By Lewis Jackson and Samuel McKeith
SYDNEY (Reuters) -Prime Minister Anthony Albanese made a last-ditch appeal on Saturday for his fellow Australians to back a referendum to recognise Indigenous people in the constitution, as the country went to the polls to decide on the historic measure.
“I sincerely hope that Australians, when they walk into that ballot box today, vote ‘Yes’,” Albanese said in Sydney, according to a transcript.
Australians must write ‘Yes’ or ‘No’ on the ballot to answer whether they agree to alter the 122-year-old constitution to recognise Aboriginal and Torres Strait Island people and create an Indigenous body, called the Voice to Parliament, that can advise the government on Indigenous issues.
A poll released on Saturday indicated the ‘No’ vote is likely to succeed despite a late lift in support for ‘Yes’. Academics and human rights advocates fear a win for the ‘No’ camp could set back reconciliation efforts by years.
Supporters of the proposal believe entrenching an Indigenous Voice in the constitution would unite Australia and usher in a new era with its Indigenous people, who account for 3.8% of the population and are its most disadvantaged, by most socio-economic measures.
Many Indigenous people favour the change, but some say it is a distraction from achieving practical and positive outcomes and would not fully resolve issues affecting them. The political opposition says the measure is divisive, would be ineffective and would slow government decision-making.

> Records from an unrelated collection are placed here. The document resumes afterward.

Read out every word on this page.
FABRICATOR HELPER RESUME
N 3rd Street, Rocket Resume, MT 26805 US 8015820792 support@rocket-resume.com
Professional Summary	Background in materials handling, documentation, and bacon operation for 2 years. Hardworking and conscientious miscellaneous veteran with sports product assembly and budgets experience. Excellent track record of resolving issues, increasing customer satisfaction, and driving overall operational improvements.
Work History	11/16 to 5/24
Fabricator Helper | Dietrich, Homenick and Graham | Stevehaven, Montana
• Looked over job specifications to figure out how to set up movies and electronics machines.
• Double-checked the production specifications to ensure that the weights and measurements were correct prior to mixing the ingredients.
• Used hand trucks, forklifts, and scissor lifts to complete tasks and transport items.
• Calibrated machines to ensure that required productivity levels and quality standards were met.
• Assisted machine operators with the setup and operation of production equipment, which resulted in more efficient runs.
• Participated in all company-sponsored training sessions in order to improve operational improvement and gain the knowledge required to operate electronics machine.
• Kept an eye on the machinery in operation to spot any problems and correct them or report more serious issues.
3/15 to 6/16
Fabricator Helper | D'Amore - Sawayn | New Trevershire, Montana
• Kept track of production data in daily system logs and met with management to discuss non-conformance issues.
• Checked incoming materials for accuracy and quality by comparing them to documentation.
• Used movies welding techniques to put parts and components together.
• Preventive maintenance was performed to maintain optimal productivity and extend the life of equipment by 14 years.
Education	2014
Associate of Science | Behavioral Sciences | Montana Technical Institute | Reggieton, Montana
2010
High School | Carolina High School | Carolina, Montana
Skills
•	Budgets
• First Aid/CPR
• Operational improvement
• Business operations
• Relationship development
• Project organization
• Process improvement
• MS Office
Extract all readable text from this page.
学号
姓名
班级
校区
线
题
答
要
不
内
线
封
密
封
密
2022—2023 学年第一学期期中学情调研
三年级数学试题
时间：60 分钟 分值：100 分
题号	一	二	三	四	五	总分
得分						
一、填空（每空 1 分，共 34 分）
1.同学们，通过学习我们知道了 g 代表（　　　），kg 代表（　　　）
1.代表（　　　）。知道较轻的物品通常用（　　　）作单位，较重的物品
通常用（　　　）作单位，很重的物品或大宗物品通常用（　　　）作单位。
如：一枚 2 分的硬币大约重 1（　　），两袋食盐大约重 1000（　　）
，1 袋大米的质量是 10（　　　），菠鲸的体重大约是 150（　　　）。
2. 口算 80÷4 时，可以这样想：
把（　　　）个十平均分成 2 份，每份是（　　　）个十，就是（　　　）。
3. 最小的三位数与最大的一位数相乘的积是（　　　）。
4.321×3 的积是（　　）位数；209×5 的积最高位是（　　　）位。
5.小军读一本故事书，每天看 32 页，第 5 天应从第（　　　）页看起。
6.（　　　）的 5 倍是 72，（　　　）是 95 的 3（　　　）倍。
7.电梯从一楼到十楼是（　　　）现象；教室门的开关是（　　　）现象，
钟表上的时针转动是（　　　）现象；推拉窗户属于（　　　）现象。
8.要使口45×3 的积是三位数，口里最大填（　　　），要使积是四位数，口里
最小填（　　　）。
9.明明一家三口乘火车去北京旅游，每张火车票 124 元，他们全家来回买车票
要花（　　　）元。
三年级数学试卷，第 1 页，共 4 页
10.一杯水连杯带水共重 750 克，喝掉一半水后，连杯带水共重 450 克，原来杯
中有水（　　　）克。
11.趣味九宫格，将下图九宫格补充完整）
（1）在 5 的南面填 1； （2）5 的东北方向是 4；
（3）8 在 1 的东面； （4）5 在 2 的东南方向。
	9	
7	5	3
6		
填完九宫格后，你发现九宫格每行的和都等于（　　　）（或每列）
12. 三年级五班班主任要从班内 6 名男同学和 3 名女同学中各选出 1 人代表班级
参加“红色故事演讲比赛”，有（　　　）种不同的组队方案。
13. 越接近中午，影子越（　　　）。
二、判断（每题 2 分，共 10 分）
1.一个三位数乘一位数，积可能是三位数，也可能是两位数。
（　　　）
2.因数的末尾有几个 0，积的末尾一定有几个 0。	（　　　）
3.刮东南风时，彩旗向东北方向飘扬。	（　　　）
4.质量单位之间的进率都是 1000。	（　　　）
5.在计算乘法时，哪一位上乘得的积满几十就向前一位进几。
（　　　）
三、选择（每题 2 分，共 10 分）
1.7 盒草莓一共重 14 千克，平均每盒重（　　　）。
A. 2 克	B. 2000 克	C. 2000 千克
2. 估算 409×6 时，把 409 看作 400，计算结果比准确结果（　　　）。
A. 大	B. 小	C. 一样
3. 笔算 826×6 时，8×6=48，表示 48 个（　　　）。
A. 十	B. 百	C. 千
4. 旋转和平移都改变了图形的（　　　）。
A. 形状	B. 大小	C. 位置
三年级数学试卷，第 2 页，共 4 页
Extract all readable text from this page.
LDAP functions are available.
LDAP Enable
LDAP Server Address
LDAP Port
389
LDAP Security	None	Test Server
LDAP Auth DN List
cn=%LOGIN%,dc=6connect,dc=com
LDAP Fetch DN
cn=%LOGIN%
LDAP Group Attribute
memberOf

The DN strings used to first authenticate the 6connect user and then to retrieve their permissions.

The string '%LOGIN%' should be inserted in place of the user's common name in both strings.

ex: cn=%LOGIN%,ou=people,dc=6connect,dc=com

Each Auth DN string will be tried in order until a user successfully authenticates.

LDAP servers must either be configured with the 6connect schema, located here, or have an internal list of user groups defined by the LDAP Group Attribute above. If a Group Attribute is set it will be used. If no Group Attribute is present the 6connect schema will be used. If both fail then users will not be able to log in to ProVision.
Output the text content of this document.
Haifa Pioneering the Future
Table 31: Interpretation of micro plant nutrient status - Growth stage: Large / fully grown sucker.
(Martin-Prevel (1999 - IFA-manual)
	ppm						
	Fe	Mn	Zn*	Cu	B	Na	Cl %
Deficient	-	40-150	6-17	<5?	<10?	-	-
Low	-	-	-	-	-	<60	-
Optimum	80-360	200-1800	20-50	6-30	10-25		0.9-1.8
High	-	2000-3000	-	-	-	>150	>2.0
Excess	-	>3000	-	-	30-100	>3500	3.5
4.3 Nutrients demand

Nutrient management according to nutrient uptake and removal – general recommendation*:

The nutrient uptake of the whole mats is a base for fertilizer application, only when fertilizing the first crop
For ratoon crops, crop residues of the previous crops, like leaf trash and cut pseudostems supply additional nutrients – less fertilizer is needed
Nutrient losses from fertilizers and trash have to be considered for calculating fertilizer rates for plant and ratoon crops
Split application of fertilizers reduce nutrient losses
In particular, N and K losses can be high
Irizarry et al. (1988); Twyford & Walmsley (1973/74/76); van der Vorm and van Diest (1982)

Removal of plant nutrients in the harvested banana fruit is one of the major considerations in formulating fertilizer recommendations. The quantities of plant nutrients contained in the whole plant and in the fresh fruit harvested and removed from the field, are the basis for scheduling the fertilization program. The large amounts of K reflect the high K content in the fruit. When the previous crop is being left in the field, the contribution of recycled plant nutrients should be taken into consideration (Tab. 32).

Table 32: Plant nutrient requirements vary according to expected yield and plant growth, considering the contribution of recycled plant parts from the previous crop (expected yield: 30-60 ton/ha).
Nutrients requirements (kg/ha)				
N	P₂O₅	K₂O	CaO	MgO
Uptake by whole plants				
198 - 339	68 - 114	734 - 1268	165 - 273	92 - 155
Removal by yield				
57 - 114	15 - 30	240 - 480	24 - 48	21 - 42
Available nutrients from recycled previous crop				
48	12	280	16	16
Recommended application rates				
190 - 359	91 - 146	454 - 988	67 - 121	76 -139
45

Polls opened at 8 a.m. (from 2100 GMT on Friday in Sydney and Melbourne to 2400 GMT in Perth), although nearly half the more than 17 million eligible to vote had cast their vote early. Voting is compulsory in Australia.
Vote counting starts after polls close at 6 p.m. (0700 GMT in Sydney), and the Australian Electoral Commission will release tallies as they come in.
At Sydney’s Bondi Beach, Indigenous man Michael Mahoney said he voted ‘Yes’ for “equality for all people, and a voice from my people to be part of our constitution”.
Nearby, Sydneysider Geoff Sumner said he voted ‘Yes’ in the hope that “this will make a difference and we can improve Aboriginal conditions all around”.
Another voter and ‘No’ campaigner, Greg Mason, doubted the usefulness of an Indigenous Voice to Parliament.
“The Voice is another bureaucracy on top of already multiple bureaucracies which don’t provide answers,” he said. “They don’t provide solutions to generational change.”
Referendums are difficult to pass in Australia, with only eight of 44 succeeding since the nation’s founding in 1901. Constitutional change requires a majority of votes both nationwide and in at least four of the six states.